After some research, we discovered the Dice loss function, which provides more importance to the accuracy of label ’1’ (i.e the location of label ’1’ in predicted mask should match with the location of label ’1’ in the ground truth). This also ensured the label ’0’ to be in the right location. The Dice Coefficient is used to measure the similarity between the two samples.

Dice Loss Function


5 Experiments, Results, and Discussion

5.1 Hyper-parameter Tuning

We selected the Adam Optimizer in training our model. Initially, we started with default learning rate of 0.01, and gradually lowering it until it reached a value of 0.0001. We noticed that Adam Optimizer doesn’t reduce Dice loss the the learning rates are large.

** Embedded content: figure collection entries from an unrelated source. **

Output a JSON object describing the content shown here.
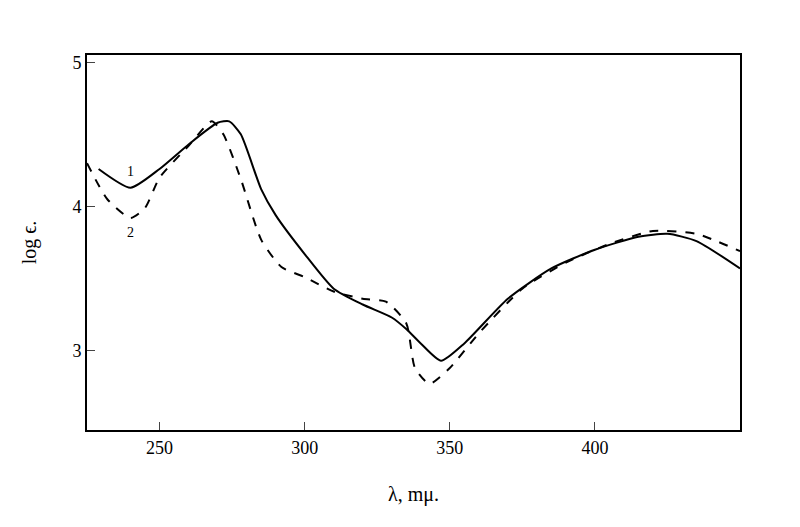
{
  "chart_data": {
    "type": "line",
    "x_label": "λ, mμ.",
    "y_label": "log ϵ.",
    "xlim": [
      225,
      450
    ],
    "ylim": [
      2.45,
      5.05
    ],
    "xticks": [
      250,
      300,
      350,
      400
    ],
    "yticks": [
      3,
      4,
      5
    ],
    "grid": false,
    "series": [
      {
        "color": "#000000",
        "line_style": "solid",
        "x": [
          229,
          240,
          250,
          260,
          270,
          274,
          278,
          285,
          290,
          300,
          310,
          320,
          330,
          335,
          340,
          347,
          355,
          370,
          385,
          400,
          415,
          425,
          435,
          450
        ],
        "values": [
          4.26,
          4.13,
          4.26,
          4.43,
          4.58,
          4.59,
          4.5,
          4.12,
          3.94,
          3.67,
          3.43,
          3.32,
          3.23,
          3.15,
          3.05,
          2.93,
          3.05,
          3.36,
          3.57,
          3.7,
          3.79,
          3.81,
          3.76,
          3.57
        ]
      },
      {
        "color": "#000000",
        "line_style": "dash",
        "x": [
          225,
          232,
          240,
          245,
          250,
          260,
          268,
          272,
          278,
          285,
          292,
          300,
          310,
          320,
          328,
          335,
          338,
          343,
          350,
          360,
          375,
          390,
          405,
          420,
          435,
          450
        ],
        "values": [
          4.3,
          4.05,
          3.92,
          3.99,
          4.2,
          4.42,
          4.59,
          4.5,
          4.19,
          3.77,
          3.58,
          3.51,
          3.41,
          3.36,
          3.34,
          3.19,
          2.88,
          2.77,
          2.88,
          3.12,
          3.43,
          3.61,
          3.74,
          3.83,
          3.81,
          3.69
        ]
      }
    ],
    "annotations": [
      {
        "text": "1",
        "x": 240,
        "y": 4.24
      },
      {
        "text": "2",
        "x": 240,
        "y": 3.82
      }
    ]
  }
}
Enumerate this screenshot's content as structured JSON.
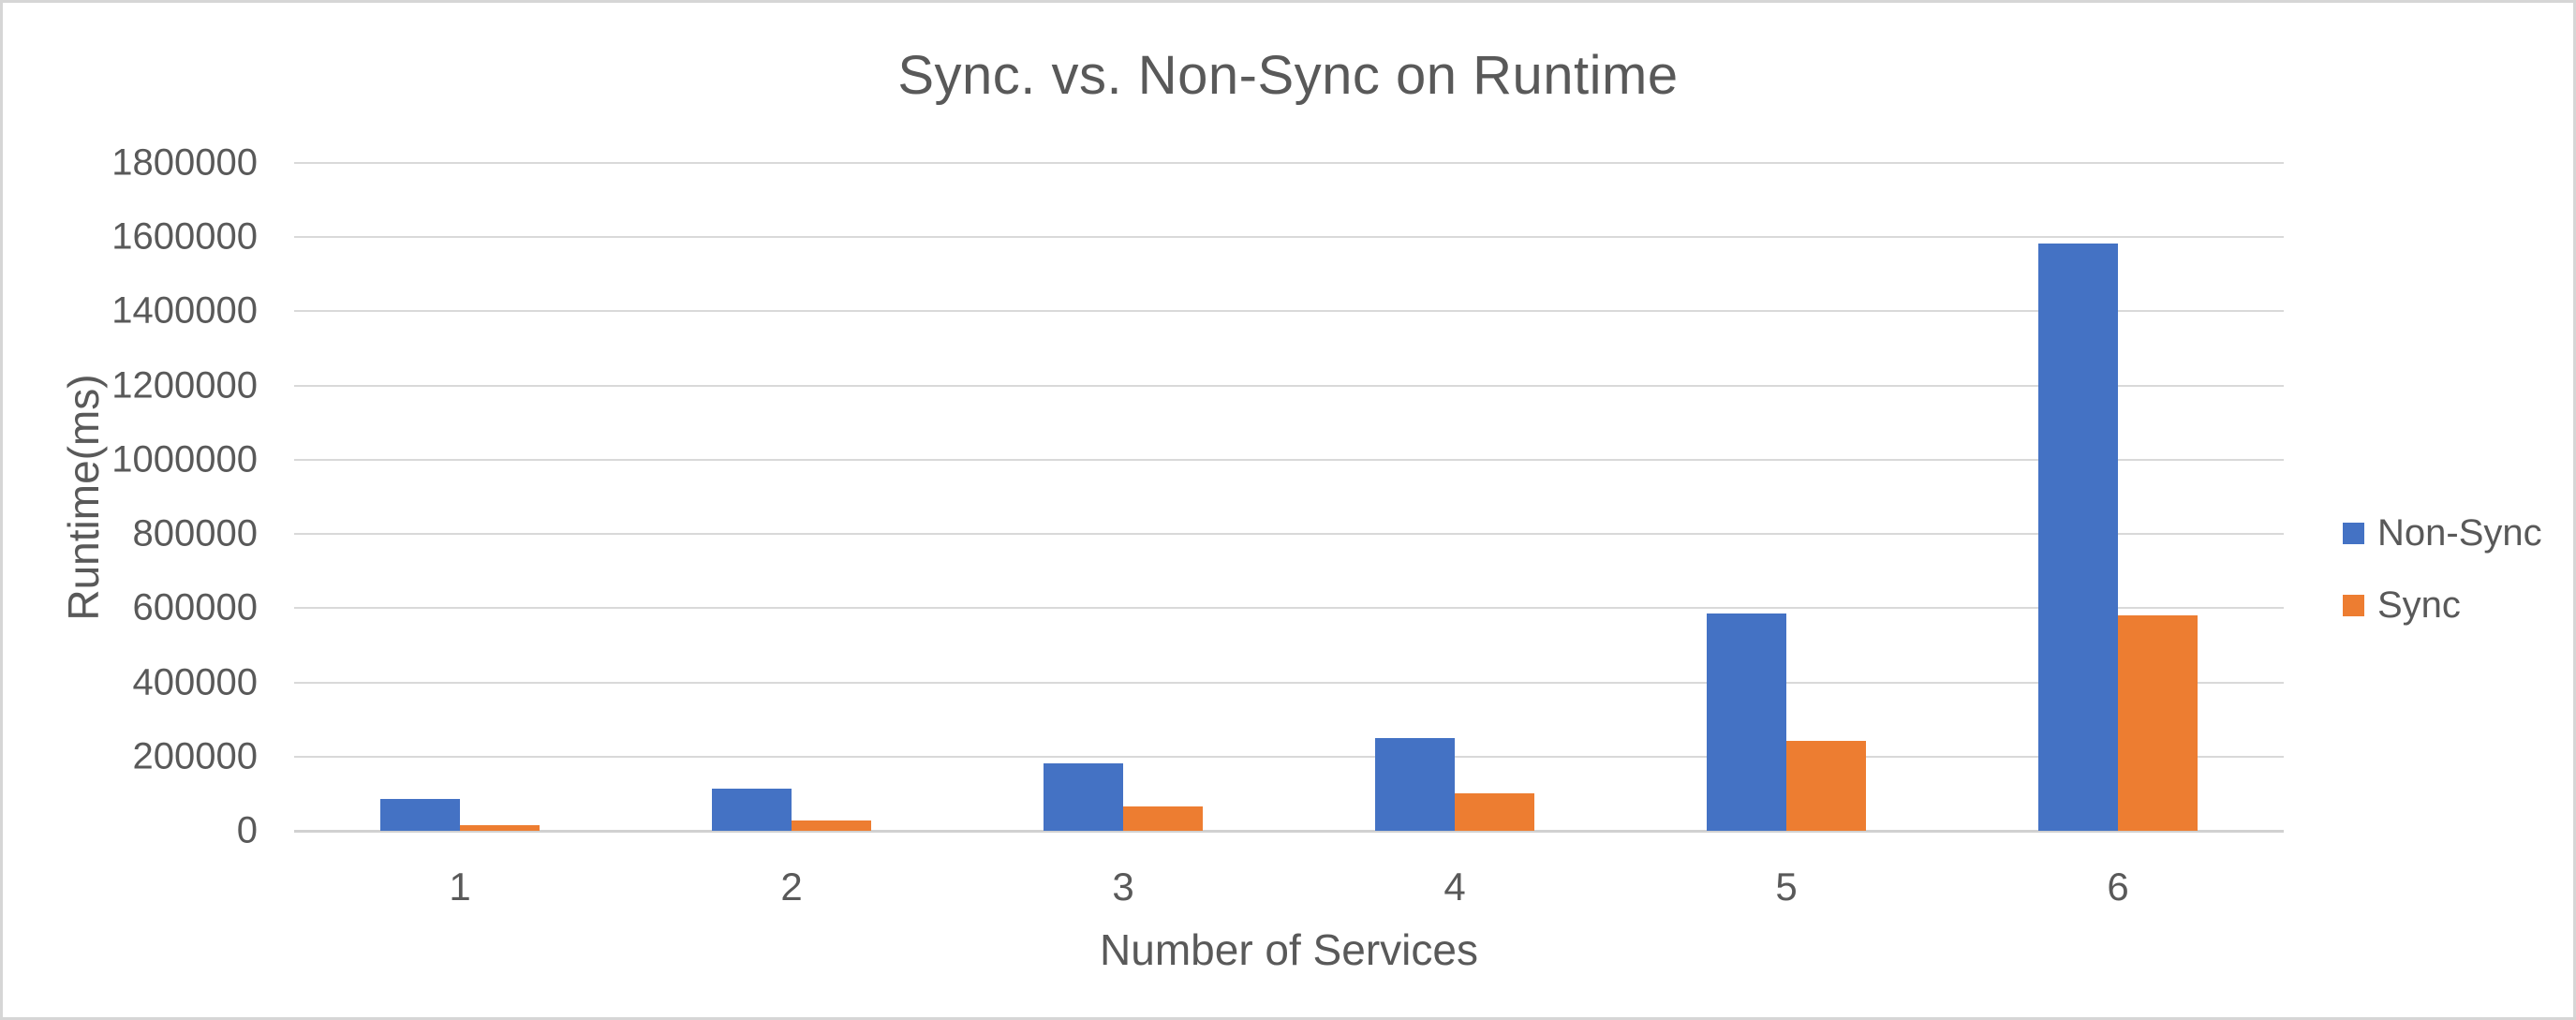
{
  "chart_data": {
    "type": "bar",
    "title": "Sync. vs. Non-Sync on Runtime",
    "xlabel": "Number of Services",
    "ylabel": "Runtime(ms)",
    "categories": [
      "1",
      "2",
      "3",
      "4",
      "5",
      "6"
    ],
    "series": [
      {
        "name": "Non-Sync",
        "color": "#4472C4",
        "values": [
          87000,
          113000,
          182000,
          250000,
          585000,
          1582000
        ]
      },
      {
        "name": "Sync",
        "color": "#ED7D31",
        "values": [
          15000,
          28000,
          66000,
          100000,
          243000,
          580000
        ]
      }
    ],
    "ylim": [
      0,
      1800000
    ],
    "ytick_step": 200000,
    "ytick_labels": [
      "0",
      "200000",
      "400000",
      "600000",
      "800000",
      "1000000",
      "1200000",
      "1400000",
      "1600000",
      "1800000"
    ],
    "grid": "horizontal",
    "legend_position": "right",
    "gridline_color": "#D9D9D9",
    "axis_line_color": "#D1D1D1",
    "text_color": "#595959"
  }
}
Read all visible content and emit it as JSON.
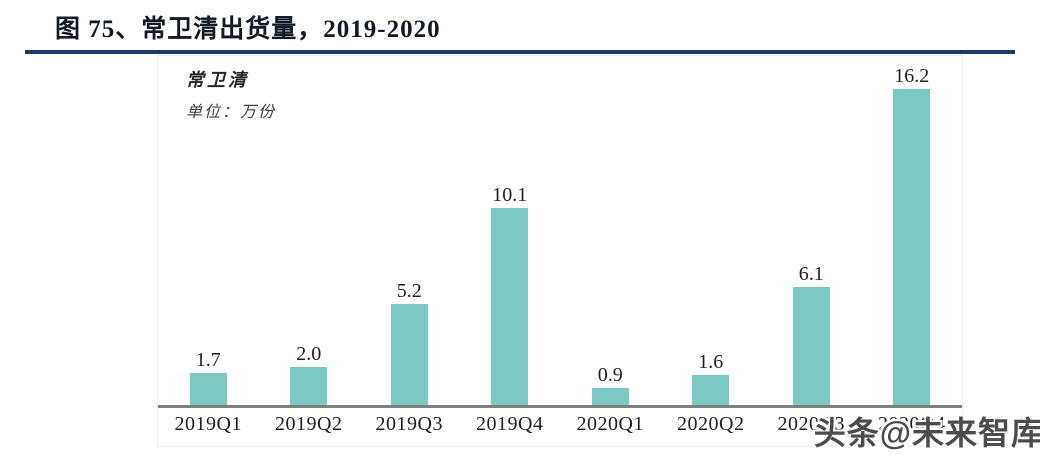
{
  "page": {
    "title": "图 75、常卫清出货量，2019-2020"
  },
  "chart_data": {
    "type": "bar",
    "title": "常卫清",
    "subtitle": "单位：万份",
    "categories": [
      "2019Q1",
      "2019Q2",
      "2019Q3",
      "2019Q4",
      "2020Q1",
      "2020Q2",
      "2020Q3",
      "2020Q4"
    ],
    "values": [
      1.7,
      2.0,
      5.2,
      10.1,
      0.9,
      1.6,
      6.1,
      16.2
    ],
    "ylim": [
      0,
      17
    ],
    "grid": false,
    "data_labels": true,
    "legend_position": "top-left",
    "bar_color": "#7cc9c2",
    "axis_color": "#7f7f7f"
  },
  "watermark": {
    "text": "头条@未来智库"
  }
}
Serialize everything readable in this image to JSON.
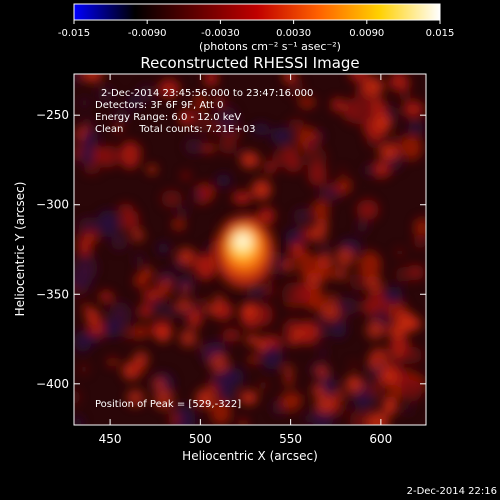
{
  "chart_data": {
    "type": "heatmap",
    "title": "Reconstructed RHESSI Image",
    "xlabel": "Heliocentric X (arcsec)",
    "ylabel": "Heliocentric Y (arcsec)",
    "xlim": [
      430,
      625
    ],
    "ylim": [
      -423,
      -227
    ],
    "xticks": [
      "450",
      "500",
      "550",
      "600"
    ],
    "yticks": [
      "-250",
      "-300",
      "-350",
      "-400"
    ],
    "annotations": [
      "2-Dec-2014 23:45:56.000 to 23:47:16.000",
      "Detectors: 3F 6F 9F, Att 0",
      "Energy Range: 6.0 - 12.0 keV",
      "Clean     Total counts: 7.21E+03"
    ],
    "peak_label": "Position of Peak = [529,-322]",
    "peak": {
      "x": 529,
      "y": -322
    },
    "colorbar": {
      "range": [
        -0.015,
        0.015
      ],
      "ticks": [
        "-0.015",
        "-0.0090",
        "-0.0030",
        "0.0030",
        "0.0090",
        "0.015"
      ],
      "unit_label": "(photons cm⁻² s⁻¹ asec⁻²)",
      "colors": [
        "#0000ff",
        "#000000",
        "#600000",
        "#c00000",
        "#ff6000",
        "#ffd000",
        "#ffffff"
      ]
    },
    "timestamp": "2-Dec-2014 22:16"
  }
}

Moreover, we selected a mini-batch size of 128 image and labels. Our choice of the mini-batch size was constrained by our GPU memory. Since the learning rate is small, we trained our model for 600 epochs to provide sufficient time to the optimizer to reduce the loss. The plotted Figure 4 presents the performance metrics from our training dataset.

5.2 Evaluation Metrics

To evaluate the performance of our training model, we applied two metrics: F1 Score and Binary Accuracy. The Binary Accuracy provides 99% accuracy, however we are not convinced that it is computing the accuracy correctly in our mask.

Figure 3: Training loss and Accuracy
Figure 4:

F1 score vs probability threshold

Even with a low learning rate, our algorithm reduced the loss to less than 20% and we obtained an F1 score of more than 80% within 600 epochs. Whereas, LaneNet [3]required 80010 epochs to achieve a goodperformance. F1 score gives us a better insight into our model’s performance. F1 is just another name of DiceLoss’ coefficient[13]. So we can see from Figure 3 that as loss decreases, the f1 score is increasing.

5.3 results

The image given in Fig.5 below provides a visualized comparison of the results of the same model trained with two different loss functions. From the results, we can see that the first row of images 5(a) demonstrate that both loss functions achieve similar performance when detecting four traffic lanes. On the other hand, In contrast, in some conditions the results are still not very satisfactory, see Fig. 5(b) the second row demonstrates that the models are not performing very well when it comes to a three lanes detection with cross lanes,because lane markings usually have less appearance clues so that dense cannot distinguish lane markings and background.

Figure 5: Lane markings results

6 Conclusion/Future Work

In this project we attempted to tackle the complex problem of lane detection using a large scale and challenging dataset. We extended the baseline model which was designed initially to handle small datasets. We developed customer Python modules to load the dataset efficiently. We tuned the hyper-parameters, extended the convolutional layers, added pooling layers and replaced the MSE cost function with the dice cost function. This enable us to achieve a high accuracy in terms of a single lane detection.

Further development of this project would include multi-lane detection. In other words, for each image in the CUDataset dataset, we need to identify the lanes, their location and their unique instance (If possible, we need to detect 4 different lanes).

To achieve this goals, we believe that it is worthwhile to pursue the following ideas: - Instead training our neural network from scratch we will use a use standard FCN as a backbone architecture (Alexnet, VGG, and Resnet), this will speed up the training or our model - Explore various Region-Based Convolutional Neural Networks (R-CNN), which are designed for object detection and instance segmentation. This includes Faster-RCNN and Mask-RCNN

To evaluate result of our model, we need to apply a multi-task loss function to our multi-lane detection model. This include the loss of classification, localization and segmentation mask.